Infinity_emb is not included in the official docker image -- although it can be built with custom image, ideally it would work out of the box.
Infinity_emb supports loading a reranker in addition to an embedding model. It would be great to support loading both models on the same tabby instance (if I am not mistaken that it's not currently available).

Solution

-rebuild official docker with [infinity_emb]
-support multiple --embedding-model-name values at the same time

Alternatives

No response

Explanation

Tabby, Exllama and Infinity are great options for environments like kubernetes where it's better to use official image builds. also having multiple models on one instance helps with more efficient use of GPU resources.

Thank you every for your great hard work on these projects!

Examples

No response

Additional context

No response

Acknowledgements

I have looked for similar requests before submitting this one.
I understand that the developers have lives and my issue will be answered when possible.
I understand the developers of this program are human, and I will make my requests politely.

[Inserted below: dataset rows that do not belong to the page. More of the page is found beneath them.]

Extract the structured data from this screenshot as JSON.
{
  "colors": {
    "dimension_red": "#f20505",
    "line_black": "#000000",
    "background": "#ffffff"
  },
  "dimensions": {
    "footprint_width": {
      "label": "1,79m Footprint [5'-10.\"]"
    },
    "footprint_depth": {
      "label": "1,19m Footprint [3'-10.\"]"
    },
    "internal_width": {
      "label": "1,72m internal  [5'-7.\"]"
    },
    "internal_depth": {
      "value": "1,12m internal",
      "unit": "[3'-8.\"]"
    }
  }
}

Answer 1 · 2024-10-10T04:08:28.000Z

The docker change shouldn't be a big issue. It's possible to make it so docker pulls extras before compiling. However, re-ranking models are a different story.

Any other infinity-emb model outside of embeddings fall out of scope for TabbyAPI's purposes and will bloat the codebase. If you'd like to use different types of models at that level, I'd suggest using infinity-emb itself. Then, write a program that bridges tabby and infinity-emb which can broadcast to the end user.

Tabby is meant to be a cog in the machine, not the entire machine.